Hotel Inferno does run out of steam long before it ends, leaving the audience to battle through two almost identical sections of horrendously-acted exposition (with the notable exception of Michael Howe’s enigmatic turn as the unseen Jorge Misandria), though in true video game style the introduction of the big bad ‘final boss’ is, quite literally, a blast. The narrative failings are likely to have those unfamiliar with the studio’s previous work, and those looking for more than just a gore-bathed good time, reaching for the stop button very quickly; for those accustomed to what Necrostorm have to offer, Hotel Inferno is consistent with their style of filmmaking – even if it doesn’t manage to keep the story together quite as successfully as their previous output. It won’t be winning any new converts to the Necrostorm fold, but for those willing to take it on a less demanding level and just enjoy the splatter show, Hotel Inferno will make for a lively night in.

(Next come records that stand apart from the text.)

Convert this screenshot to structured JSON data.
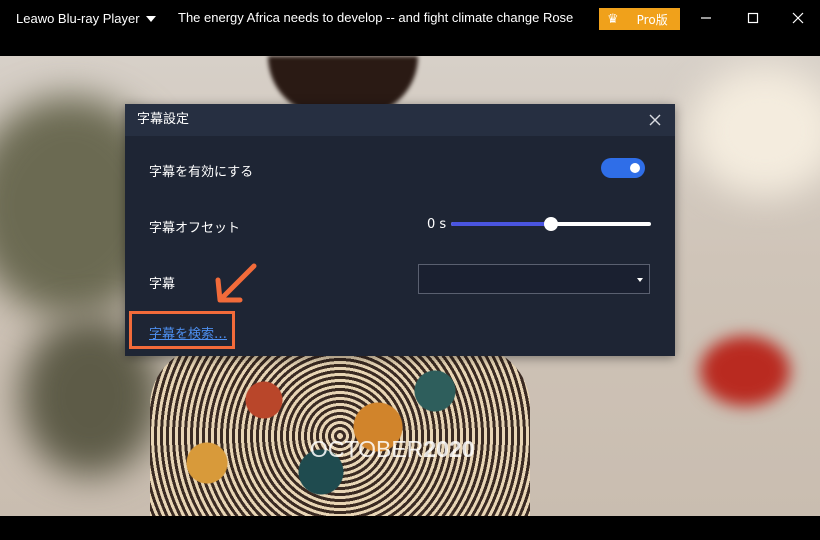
{
  "titlebar": {
    "app_name": "Leawo Blu-ray Player",
    "video_title": "The energy Africa needs to develop -- and fight climate change  Rose",
    "pro_label": "Pro版",
    "minimize_icon": "minimize-icon",
    "maximize_icon": "maximize-icon",
    "close_icon": "close-icon"
  },
  "video": {
    "watermark_light": "OCTOBER",
    "watermark_bold": "2020"
  },
  "dialog": {
    "title": "字幕設定",
    "enable_label": "字幕を有効にする",
    "enable_on": true,
    "offset_label": "字幕オフセット",
    "offset_value": "0 s",
    "offset_level": 0.5,
    "subtitle_label": "字幕",
    "subtitle_selected": "",
    "search_link": "字幕を検索…"
  },
  "colors": {
    "accent": "#2f6ee8",
    "pro": "#f0a11b",
    "highlight": "#f26b3a",
    "link": "#4d8ff0"
  }
}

In terms of special features, FXS Tutorial gives a brief but interesting look at the methods behind the CGI-enhanced (and, in places, completely digital) splatter that populates almost every minute of Hotel Inferno. Effects aficionados will definitely want to check it out – heck, so will anybody who admires the low-budget ingenuity of the Necrostorm crew when it comes to extreme gore (even if it does go some way towards pointing out a few of the flaws in the more extravagant sequences). Fun at Work displays just over a minute of outtakes and behind-the-scenes tomfoolery, while The Rite HD offers a full-screen, uninterrupted look at the seriously gruesome throat slitting/head removal that opens the film and is glimpsed by the protagonist later on. Director Giulio De Santi lends his voice to a director’s commentary, which makes for good listening (if somewhat overly aggrandising of the film itelf), and the full soundtrack can also be played track by track. Nestled on the disc, also, is an archive file containing wallpapers and screensavers for PC.

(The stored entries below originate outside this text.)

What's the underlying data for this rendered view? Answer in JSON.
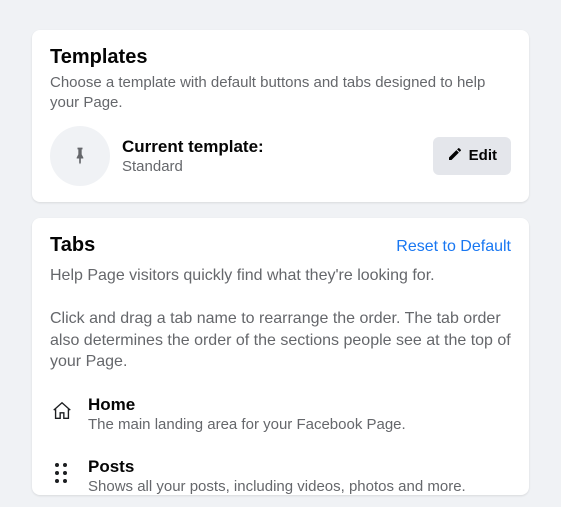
{
  "templates": {
    "title": "Templates",
    "subtitle": "Choose a template with default buttons and tabs designed to help your Page.",
    "currentLabel": "Current template:",
    "currentValue": "Standard",
    "editLabel": "Edit"
  },
  "tabs": {
    "title": "Tabs",
    "resetLabel": "Reset to Default",
    "description": "Help Page visitors quickly find what they're looking for.",
    "instruction": "Click and drag a tab name to rearrange the order. The tab order also determines the order of the sections people see at the top of your Page.",
    "items": [
      {
        "name": "Home",
        "description": "The main landing area for your Facebook Page."
      },
      {
        "name": "Posts",
        "description": "Shows all your posts, including videos, photos and more."
      }
    ]
  }
}
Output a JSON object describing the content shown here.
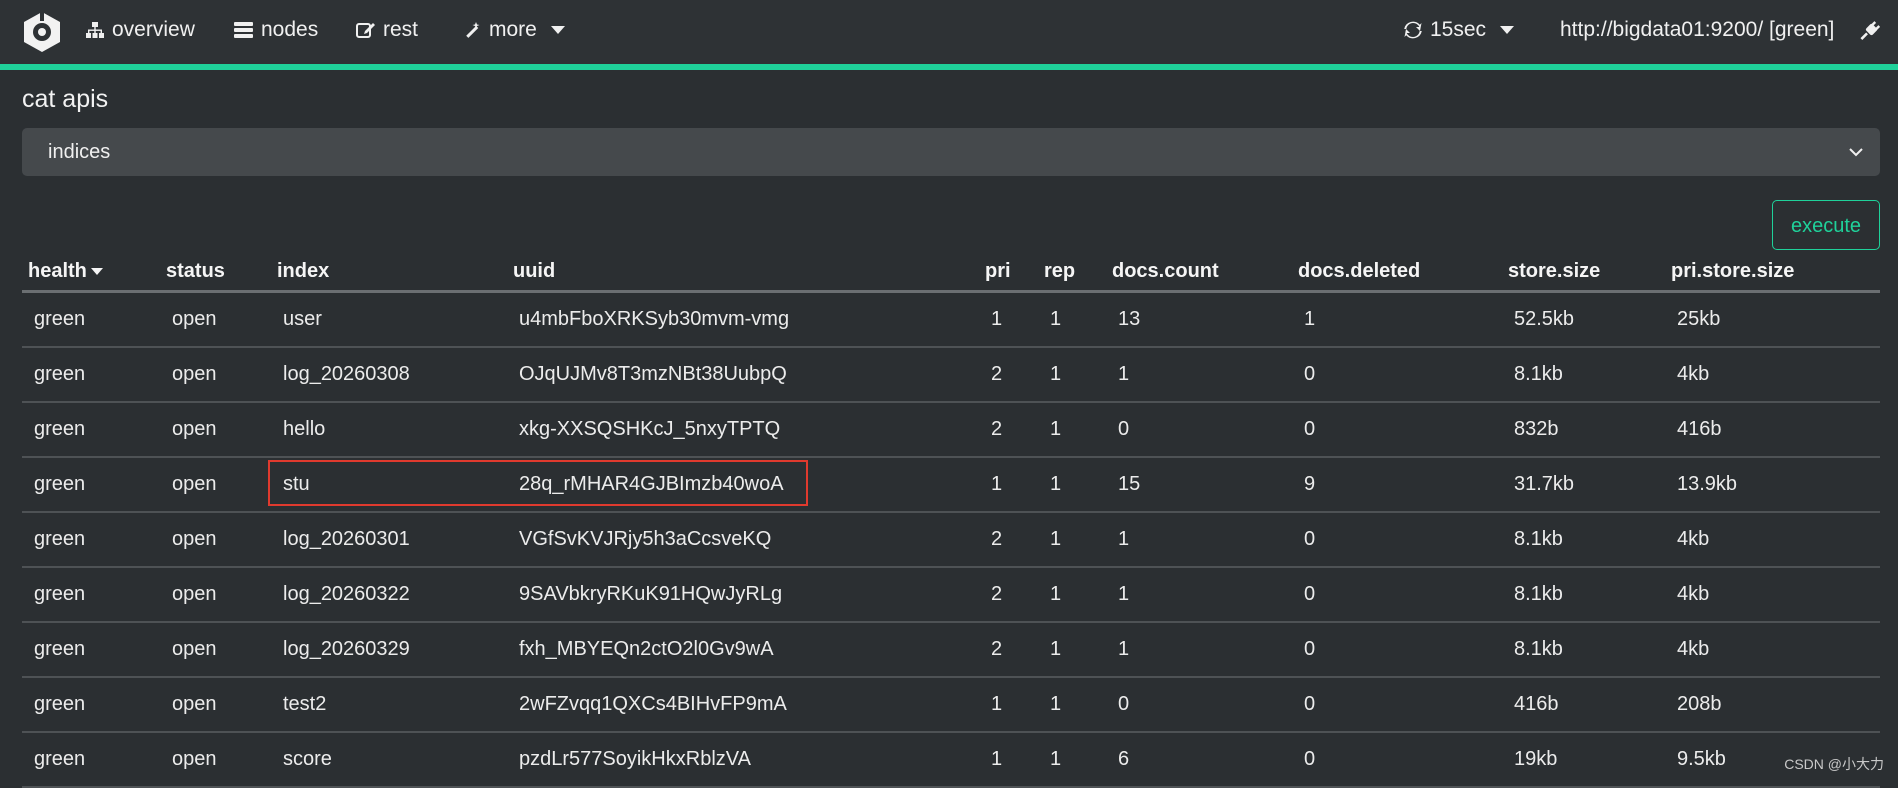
{
  "nav": {
    "overview": "overview",
    "nodes": "nodes",
    "rest": "rest",
    "more": "more",
    "refresh": "15sec",
    "cluster": "http://bigdata01:9200/ [green]"
  },
  "page": {
    "title": "cat apis",
    "select_value": "indices",
    "execute_label": "execute"
  },
  "table": {
    "headers": [
      "health",
      "status",
      "index",
      "uuid",
      "pri",
      "rep",
      "docs.count",
      "docs.deleted",
      "store.size",
      "pri.store.size"
    ],
    "rows": [
      [
        "green",
        "open",
        "user",
        "u4mbFboXRKSyb30mvm-vmg",
        "1",
        "1",
        "13",
        "1",
        "52.5kb",
        "25kb"
      ],
      [
        "green",
        "open",
        "log_20260308",
        "OJqUJMv8T3mzNBt38UubpQ",
        "2",
        "1",
        "1",
        "0",
        "8.1kb",
        "4kb"
      ],
      [
        "green",
        "open",
        "hello",
        "xkg-XXSQSHKcJ_5nxyTPTQ",
        "2",
        "1",
        "0",
        "0",
        "832b",
        "416b"
      ],
      [
        "green",
        "open",
        "stu",
        "28q_rMHAR4GJBImzb40woA",
        "1",
        "1",
        "15",
        "9",
        "31.7kb",
        "13.9kb"
      ],
      [
        "green",
        "open",
        "log_20260301",
        "VGfSvKVJRjy5h3aCcsveKQ",
        "2",
        "1",
        "1",
        "0",
        "8.1kb",
        "4kb"
      ],
      [
        "green",
        "open",
        "log_20260322",
        "9SAVbkryRKuK91HQwJyRLg",
        "2",
        "1",
        "1",
        "0",
        "8.1kb",
        "4kb"
      ],
      [
        "green",
        "open",
        "log_20260329",
        "fxh_MBYEQn2ctO2l0Gv9wA",
        "2",
        "1",
        "1",
        "0",
        "8.1kb",
        "4kb"
      ],
      [
        "green",
        "open",
        "test2",
        "2wFZvqq1QXCs4BIHvFP9mA",
        "1",
        "1",
        "0",
        "0",
        "416b",
        "208b"
      ],
      [
        "green",
        "open",
        "score",
        "pzdLr577SoyikHkxRblzVA",
        "1",
        "1",
        "6",
        "0",
        "19kb",
        "9.5kb"
      ]
    ]
  },
  "watermark": "CSDN @小大力",
  "colors": {
    "accent": "#1fd19a",
    "highlight_box": "#e03a2e",
    "background": "#2b2f32"
  }
}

Inside the box, Necrostorm don’t skimp on the goods either for this Collector’s Edition – we get two different posters signed by director Giulio De Santi and/or special effects artist David Lopez; a selection of cards featuring gory stills from the flick, and a Hotel Inferno branded cigarette lighter with integrated bottle opener – just the thing you need to get yourself in the mood to enjoy what can be a frequently uneven and disjointed effort, yet one rendered no less ambitious, exuberant and gorily satisfying despite its shortcomings. Now that’s a package truly worthy of admiration considering its fiercely independent roots.